Klaus und ich feiern Anfang Juni diesen Jahres unseren 10. Hochzeitstag, deshalb sollte es ein ganz besonderer Urlaub in diesem Zeitraum werden. Als wir dann buchen wollten, war uns Klaus´ Kollege zuvor gekommen. So mussten wir unseren Urlaub auf Ende April verschieben. Vielleicht war das schon ein Zeichen dafür, dass wir diesen Urlaub lieber nicht gemacht hätten, aber dazu später im Bericht.
Wir haben schon ziemlich viel von unserer schönen Erde gesehen, doch in der Karibik waren wir noch nie, überhaupt noch nie über dem „großen Teich“. Da es ein Tauchziel sein sollte, entschieden wir uns für die Karibik, doch welche der unzähligen Inseln soll es sein? Kuba? nein, die Domrep ist zu kommerziell, alle französischen Inseln fallen wegen der Sprachbarriere weg, in Jamaika ist das Tauchen nicht interessant genug, die ABC-Inseln sind eher holländisch als karibisch, die auch nicht. Jetzt hatte sich die Zahl der für uns interessanten Inseln schon sehr verringert. Der letzte ausschlaggebende Punkt war der Preis. Die meisten der übriggebliebenen Inseln sind viel zu teuer, so dass eigentlich nur noch Tobago übrig blieb. Wir hörten und lasen nur gute Kritiken über die Insel und ihre Tauchgründe. Es soll sogar Mantas dort geben, die wir bisher noch nie gesehen haben. Tobago liegt zusammen mit Trinidad vor der venezolanischen Küste. Die beiden Inseln bilden eine Republik, eine ziemlich reiche Republik, denn sie fördert Erdöl und Erdgas vom Meeresgrund. Deshalb sind die Leute dort auch nicht darauf angewiesen, den Touristen auf den Geist zu gehen. Das ist der große Vorteil. Man kann sich in Ruhe umsehen. Wenn man dann ein Anliegen hat, wird man sehr freundlich bedient, kauft man nichts, bekommt man ein freundliches Auf Wiedersehen mit auf den Weg. Die Einheimischen sind zurückhaltend, haben immer ein Lächeln auf den Lippen und sind mit ihrem Leben zufrieden. Durch die Hitze läuft allerdings alles sehr langsam ab, eilig hat es dort niemand, Stress ist ein Fremdwort.

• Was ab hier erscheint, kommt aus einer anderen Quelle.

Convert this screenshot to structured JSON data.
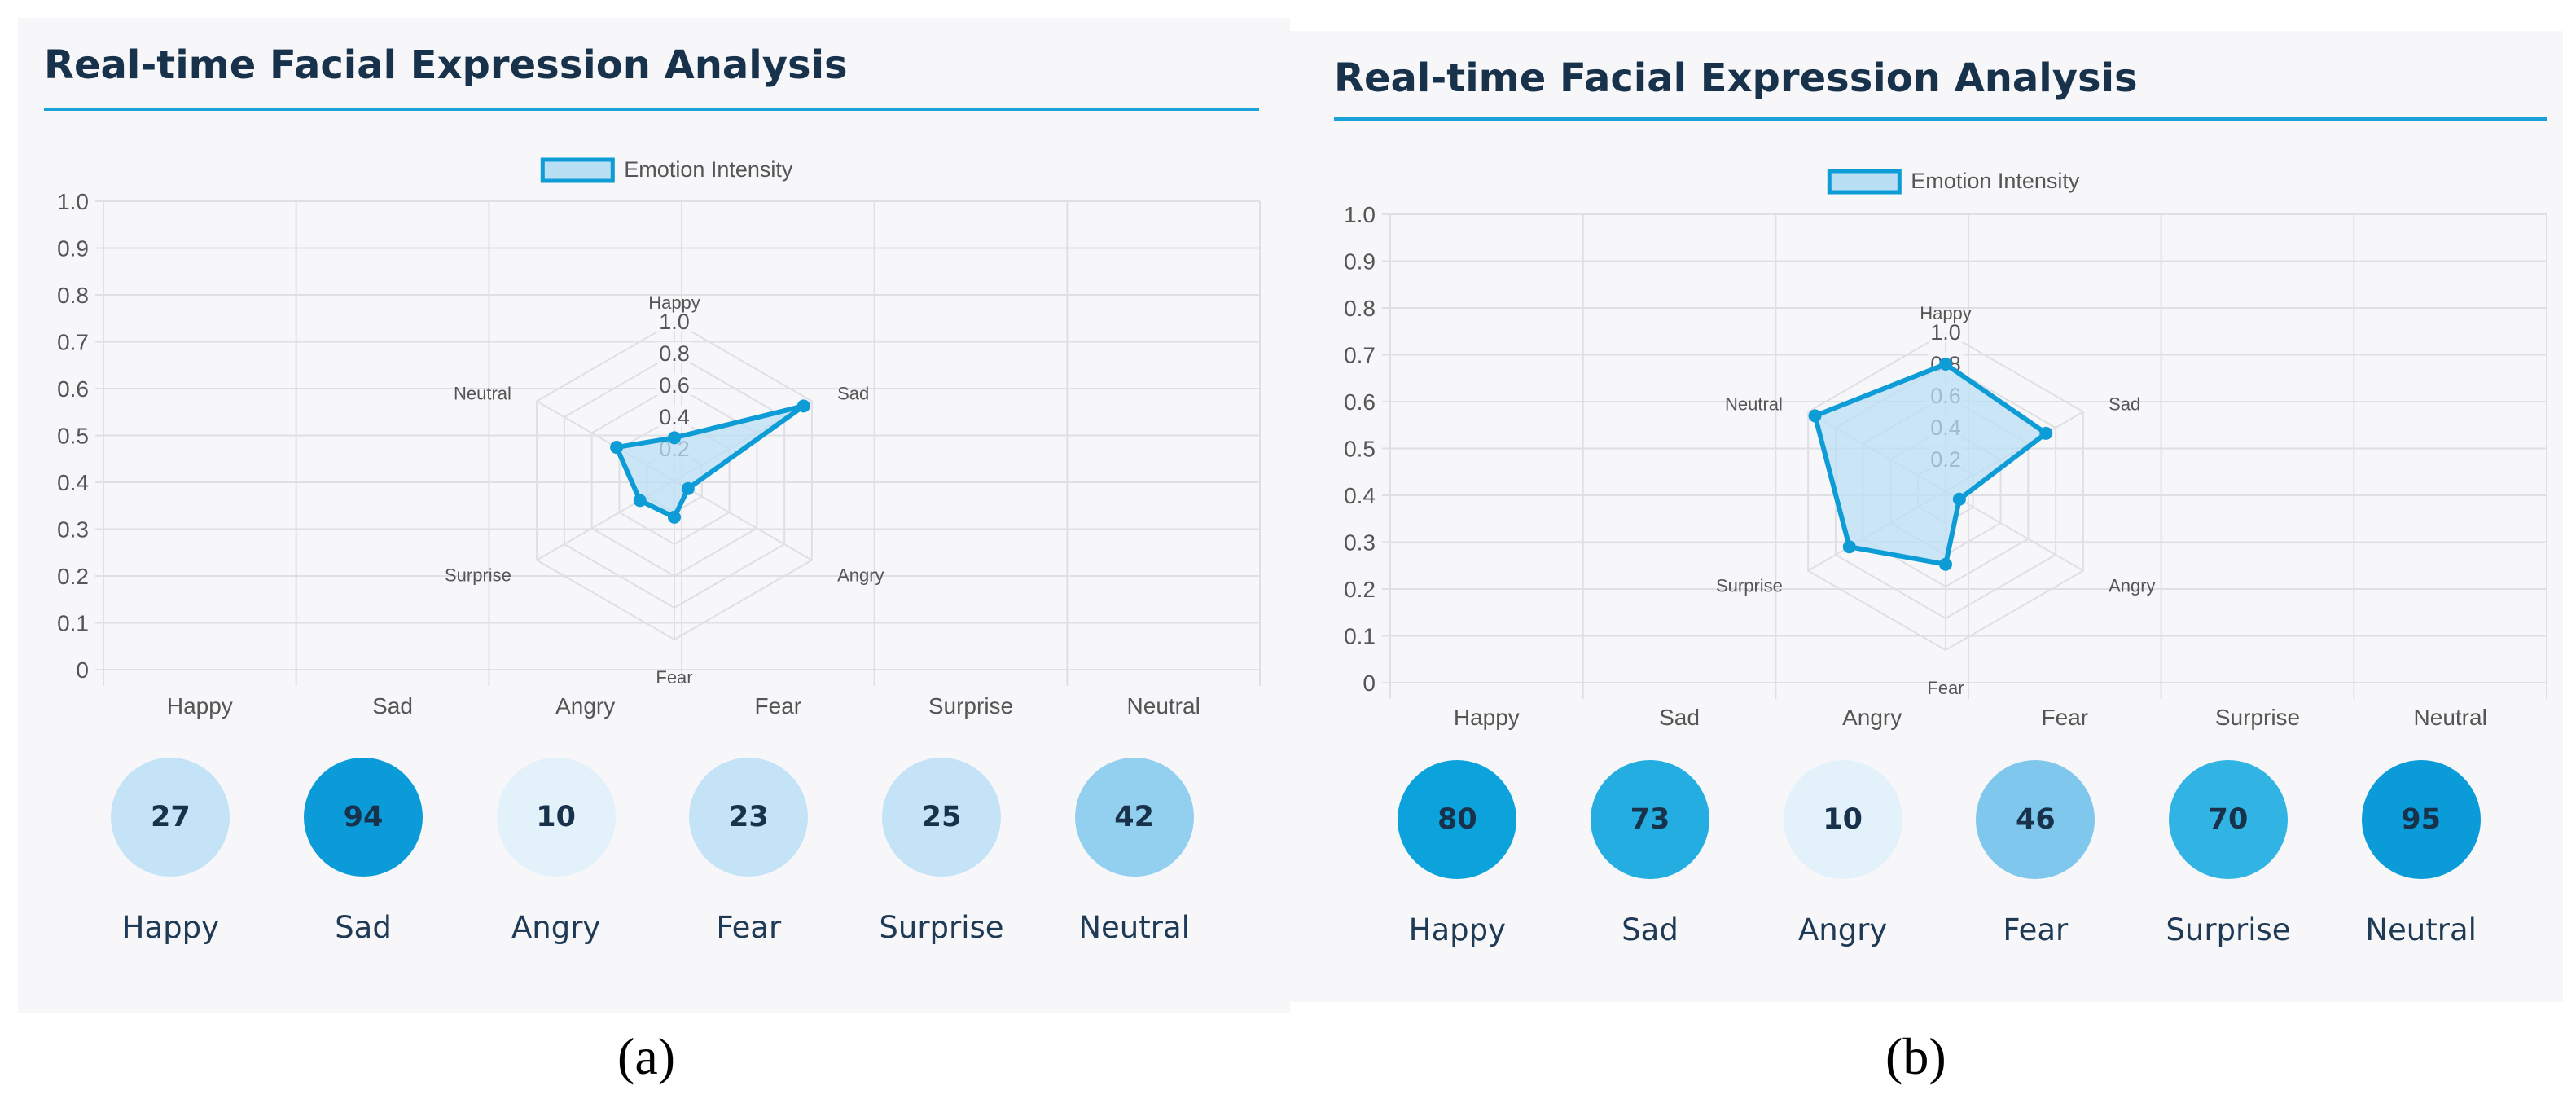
{
  "panels": [
    {
      "id": "a",
      "title": "Real-time Facial Expression Analysis",
      "caption": "(a)",
      "emotions": [
        {
          "label": "Happy",
          "value": 27,
          "color": "#c4e3f6"
        },
        {
          "label": "Sad",
          "value": 94,
          "color": "#0b9bd9"
        },
        {
          "label": "Angry",
          "value": 10,
          "color": "#e3f1fb"
        },
        {
          "label": "Fear",
          "value": 23,
          "color": "#c4e3f6"
        },
        {
          "label": "Surprise",
          "value": 25,
          "color": "#c4e3f6"
        },
        {
          "label": "Neutral",
          "value": 42,
          "color": "#93cfee"
        }
      ]
    },
    {
      "id": "b",
      "title": "Real-time Facial Expression Analysis",
      "caption": "(b)",
      "emotions": [
        {
          "label": "Happy",
          "value": 80,
          "color": "#0ca2dc"
        },
        {
          "label": "Sad",
          "value": 73,
          "color": "#23ade0"
        },
        {
          "label": "Angry",
          "value": 10,
          "color": "#e3f1fb"
        },
        {
          "label": "Fear",
          "value": 46,
          "color": "#7fc7ec"
        },
        {
          "label": "Surprise",
          "value": 70,
          "color": "#31b3e4"
        },
        {
          "label": "Neutral",
          "value": 95,
          "color": "#0b9bd9"
        }
      ]
    }
  ],
  "chart_data": [
    {
      "type": "radar",
      "title": "Real-time Facial Expression Analysis",
      "legend": "Emotion Intensity",
      "categories": [
        "Happy",
        "Sad",
        "Angry",
        "Fear",
        "Surprise",
        "Neutral"
      ],
      "values": [
        0.27,
        0.94,
        0.1,
        0.23,
        0.25,
        0.42
      ],
      "y_ticks": [
        "0",
        "0.1",
        "0.2",
        "0.3",
        "0.4",
        "0.5",
        "0.6",
        "0.7",
        "0.8",
        "0.9",
        "1.0"
      ],
      "radial_ticks": [
        "0.2",
        "0.4",
        "0.6",
        "0.8",
        "1.0"
      ],
      "ylim": [
        0,
        1
      ],
      "rlim": [
        0,
        1
      ],
      "colors": {
        "line": "#0e9cd7",
        "fill": "#b9dff4",
        "grid": "#dfdfe4"
      }
    },
    {
      "type": "radar",
      "title": "Real-time Facial Expression Analysis",
      "legend": "Emotion Intensity",
      "categories": [
        "Happy",
        "Sad",
        "Angry",
        "Fear",
        "Surprise",
        "Neutral"
      ],
      "values": [
        0.8,
        0.73,
        0.1,
        0.46,
        0.7,
        0.95
      ],
      "y_ticks": [
        "0",
        "0.1",
        "0.2",
        "0.3",
        "0.4",
        "0.5",
        "0.6",
        "0.7",
        "0.8",
        "0.9",
        "1.0"
      ],
      "radial_ticks": [
        "0.2",
        "0.4",
        "0.6",
        "0.8",
        "1.0"
      ],
      "ylim": [
        0,
        1
      ],
      "rlim": [
        0,
        1
      ],
      "colors": {
        "line": "#0e9cd7",
        "fill": "#b9dff4",
        "grid": "#dfdfe4"
      }
    }
  ]
}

Unsere Reiseleiterin Edith erzählte auf der Inselrundfahrt, dass die Arbeitslosigkeit auf Tobago bei drei bis vier Prozent liegt. So wie wir das festgestellt haben, jedoch zum größten Teil durch „Arbeitsbeschaffungsmaßnahmen“. Das beste Beispiel dafür sind die Lebensmittelläden. Kommt jemand auf die Idee, einen Lebensmittelladen zu eröffnen, muss er noch zwei oder drei Leute haben, die ebenfalls einen eröffnen. Denn nicht in jedem Laden wird alles angeboten. Der eine Laden hat kein Wasser, der nächste kein Bier und der dritte kein Eis. Jeder Laden verkauft nur einen Teil des gesamten Angebotes, dafür liegen alle Läden dicht beisammen. So kann jeder etwas verdienen. Die Leute werden dadurch nicht reich, aber es reicht zum Leben. Dazu kommt der Familienzusammenhalt. Wenn jemand in finanzielle Bedrängnis gerät, wird er von der Familie aufgefangen. Da landet keiner auf der schiefen Bahn, wenn er das nicht will.

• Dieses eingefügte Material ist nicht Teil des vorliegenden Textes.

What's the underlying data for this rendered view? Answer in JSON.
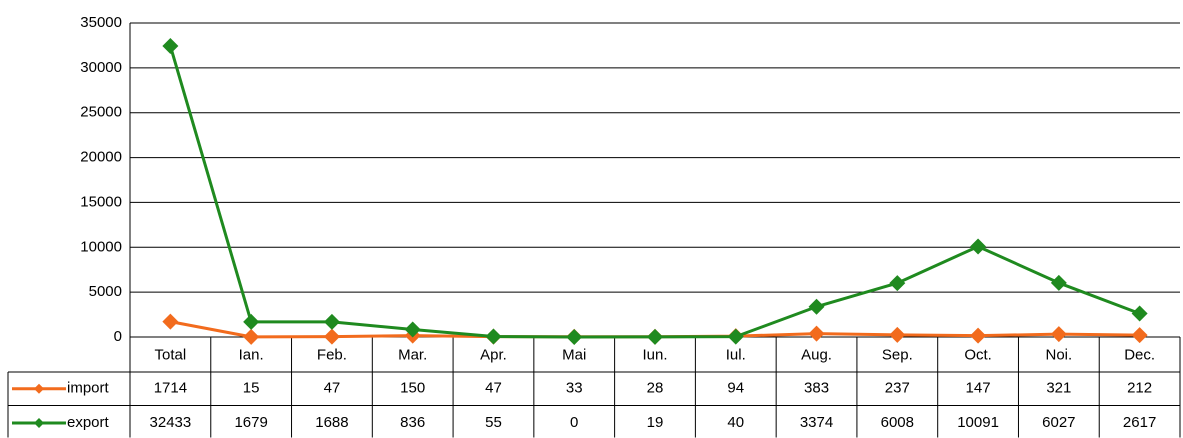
{
  "chart_data": {
    "type": "line",
    "categories": [
      "Total",
      "Ian.",
      "Feb.",
      "Mar.",
      "Apr.",
      "Mai",
      "Iun.",
      "Iul.",
      "Aug.",
      "Sep.",
      "Oct.",
      "Noi.",
      "Dec."
    ],
    "series": [
      {
        "name": "import",
        "color": "#f26b1d",
        "values": [
          1714,
          15,
          47,
          150,
          47,
          33,
          28,
          94,
          383,
          237,
          147,
          321,
          212
        ]
      },
      {
        "name": "export",
        "color": "#1f8a1f",
        "values": [
          32433,
          1679,
          1688,
          836,
          55,
          0,
          19,
          40,
          3374,
          6008,
          10091,
          6027,
          2617
        ]
      }
    ],
    "ylim": [
      0,
      35000
    ],
    "yticks": [
      0,
      5000,
      10000,
      15000,
      20000,
      25000,
      30000,
      35000
    ],
    "grid": true
  }
}
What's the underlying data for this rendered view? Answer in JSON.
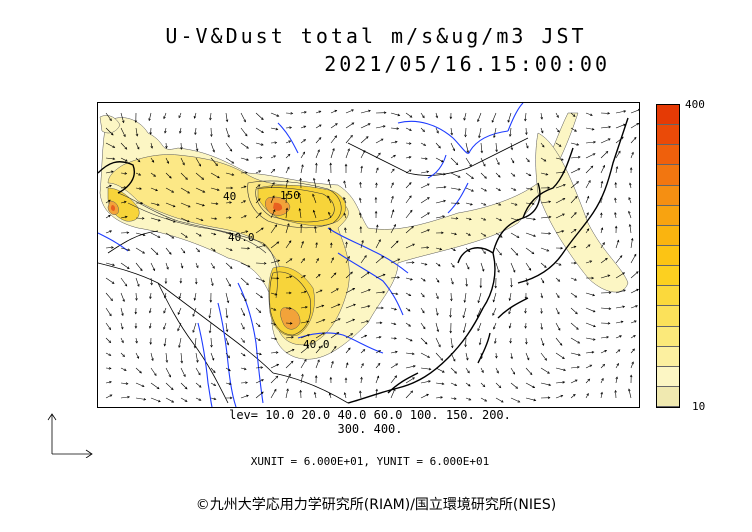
{
  "header": {
    "title": "U-V&Dust total m/s&ug/m3 JST",
    "datetime": "2021/05/16.15:00:00"
  },
  "colorbar": {
    "max_label": "400",
    "min_label": "10",
    "colors": [
      "#f0e9b0",
      "#fcf6c4",
      "#fcf0a0",
      "#fbe97a",
      "#fbe15a",
      "#fbd93c",
      "#fcd020",
      "#fcc414",
      "#fab40f",
      "#f8a310",
      "#f58f12",
      "#f27610",
      "#ef600c",
      "#ea4a08",
      "#e53a05"
    ]
  },
  "map": {
    "colors": {
      "land": "#000000",
      "rivers": "#1e3cff",
      "dust_light": "#fcf6c4",
      "dust_mid": "#fce886",
      "dust_heavy": "#f7d43a",
      "dust_peak": "#f2a33a",
      "dust_max": "#e86020",
      "contour": "#333333"
    },
    "contour_labels": [
      "150",
      "40.0",
      "40.0",
      "40"
    ]
  },
  "footer": {
    "lev_line1": "lev= 10.0 20.0 40.0 60.0 100. 150. 200.",
    "lev_line2": "300. 400.",
    "unit_line": "XUNIT = 6.000E+01, YUNIT = 6.000E+01",
    "copyright": "©九州大学応用力学研究所(RIAM)/国立環境研究所(NIES)"
  }
}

Der Durchschnittsverdienst am Tag liegt bei 8,- Tie-ties, so heißt die Währung auf Tobago. Das sind 1,23 Euro. 1,- Euro sind also 6,50 Tie-tie´s. Die Abkürzung Tie-Tie heißt vollständig Trinidad-Tobago-Dollar (TT$).
Viele Leute haben zwei Jobs, um über die Runden zu kommen oder den Tag sinnvoll zu verbringen. Der Besitzer eines Souvenirladens empfahl sich uns als Gästehausbesitzer. Er verdient sicher genug damit, setzt sich aber trotzdem in seinen Laden, um mit Menschen zusammenzukommen.
Die Lieblingsbeschäftigung der Tobagonians, wie sich die Einheimischen selbst bezeichnen, ist allerdings das Limen (sprich: Leimen), also das Rumhängen, das gemeinschaftliche Zusammensitzen.
Die Insel selbst ist sehr abwechslungsreich. Während der Norden gebirgig und mit Regenwald bedeckt ist, zum größten Teil unzugänglich, ist der Süden flach wie ein Brett, mit viel weniger Vegetation. Im Norden regnet es öfter und es ist sehr feucht, der Süden dagegen bleibt meist trocken.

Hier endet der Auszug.